Another challenging reconstruction

By Joseph Walrath, MD | Jan 18, 2012 | Reconstruction, Symptoms, Tumor

Fortunately for us, cosmetic surgeries of the eyelids rarely challenge us as often as these reconstructive cases.

Yesterday I performed a very challenging reconstruction of the inner corners of both eyelids.  The patient had multiple attempts to reconstruct his eyelids after cancers were removed prior to visiting my office.  The surgery was complicated because there was complete loss of tissue in several locations, requiring grafting.

When I describe these surgeries to my patients, I usually tell them that the eyelids are like a ham and cheese sandwich (we all have our analogies!).

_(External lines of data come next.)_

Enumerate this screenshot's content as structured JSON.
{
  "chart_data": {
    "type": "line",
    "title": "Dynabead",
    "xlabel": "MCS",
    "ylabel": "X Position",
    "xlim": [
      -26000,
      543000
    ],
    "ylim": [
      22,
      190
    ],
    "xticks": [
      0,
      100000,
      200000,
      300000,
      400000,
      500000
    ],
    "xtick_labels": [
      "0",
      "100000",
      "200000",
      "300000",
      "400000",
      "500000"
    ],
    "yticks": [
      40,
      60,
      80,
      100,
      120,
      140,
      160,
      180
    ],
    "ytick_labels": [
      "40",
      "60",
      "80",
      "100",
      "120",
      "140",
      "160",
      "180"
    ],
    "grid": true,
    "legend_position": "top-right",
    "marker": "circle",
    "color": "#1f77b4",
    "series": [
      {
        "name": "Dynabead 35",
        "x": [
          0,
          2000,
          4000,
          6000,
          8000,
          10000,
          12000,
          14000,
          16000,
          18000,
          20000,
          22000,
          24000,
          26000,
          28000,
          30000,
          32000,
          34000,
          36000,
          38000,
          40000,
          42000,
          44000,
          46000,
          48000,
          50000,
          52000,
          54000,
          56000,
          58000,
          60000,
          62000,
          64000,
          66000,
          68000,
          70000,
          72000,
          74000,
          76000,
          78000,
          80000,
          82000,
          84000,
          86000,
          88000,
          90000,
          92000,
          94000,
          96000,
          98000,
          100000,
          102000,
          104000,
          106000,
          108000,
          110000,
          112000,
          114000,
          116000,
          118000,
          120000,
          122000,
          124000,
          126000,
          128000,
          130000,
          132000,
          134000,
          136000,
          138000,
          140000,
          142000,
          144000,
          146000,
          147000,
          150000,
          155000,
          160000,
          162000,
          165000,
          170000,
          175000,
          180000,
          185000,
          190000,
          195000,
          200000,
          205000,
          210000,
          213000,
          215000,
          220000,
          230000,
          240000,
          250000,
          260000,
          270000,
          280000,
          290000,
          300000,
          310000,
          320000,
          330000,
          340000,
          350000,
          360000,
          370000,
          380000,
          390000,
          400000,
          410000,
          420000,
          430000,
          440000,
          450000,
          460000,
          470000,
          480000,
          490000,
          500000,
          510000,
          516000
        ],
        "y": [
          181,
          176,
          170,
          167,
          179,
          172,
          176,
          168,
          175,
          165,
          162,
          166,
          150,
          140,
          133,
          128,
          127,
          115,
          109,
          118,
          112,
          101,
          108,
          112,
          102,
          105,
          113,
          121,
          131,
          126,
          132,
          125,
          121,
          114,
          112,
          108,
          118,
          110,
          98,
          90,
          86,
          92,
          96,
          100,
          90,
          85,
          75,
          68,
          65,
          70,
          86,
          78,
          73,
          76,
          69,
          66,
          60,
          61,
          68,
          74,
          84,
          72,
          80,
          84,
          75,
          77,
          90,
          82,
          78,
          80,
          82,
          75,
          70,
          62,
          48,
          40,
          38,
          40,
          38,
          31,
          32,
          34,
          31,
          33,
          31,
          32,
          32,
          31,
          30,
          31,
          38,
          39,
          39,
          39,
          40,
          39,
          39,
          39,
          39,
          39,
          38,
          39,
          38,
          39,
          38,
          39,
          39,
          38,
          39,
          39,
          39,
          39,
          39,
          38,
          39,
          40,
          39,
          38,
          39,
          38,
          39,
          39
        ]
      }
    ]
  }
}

Prior to undertaking eyelid reconstruction, an understanding the relationships of the various components of the eyelids is critical.  To continue the ham sandwich analogy, think of it this way:


HAM = muscle, the orbicularis oculi

CHEESE = the tarsal plate, which you can think of as the “cartilage” of the eyelid

LETTUCE = upper or lower eyelid retractor muscles

BOTTOM BREAD SLICE = conjunctiva, the smooth lining that coats the inside of the eyelids, which is loose enough to allow the eye to move freely

A proper eyelid reconstruction addresses all of these components.  So in the case performed yesterday, the CHEESE was replaced by cartilage harvested from the ear, the BOTTOM BREAD SLICE was replaced by tissue from the inside of the lip, and the TOP BREAD SLICE was replaced by skin grafts.  And along the way, to restore proper eyelid orientation and tension, wires were passed underneath the bridge of the nose and connected to both sets of composite eyelids, so that they could be directed snugly against the eyeball and maintain the appropriate tension.

After 4 hours, we arrived at a good result, and I am hopeful that we will achieve a restoration in vision afterwards!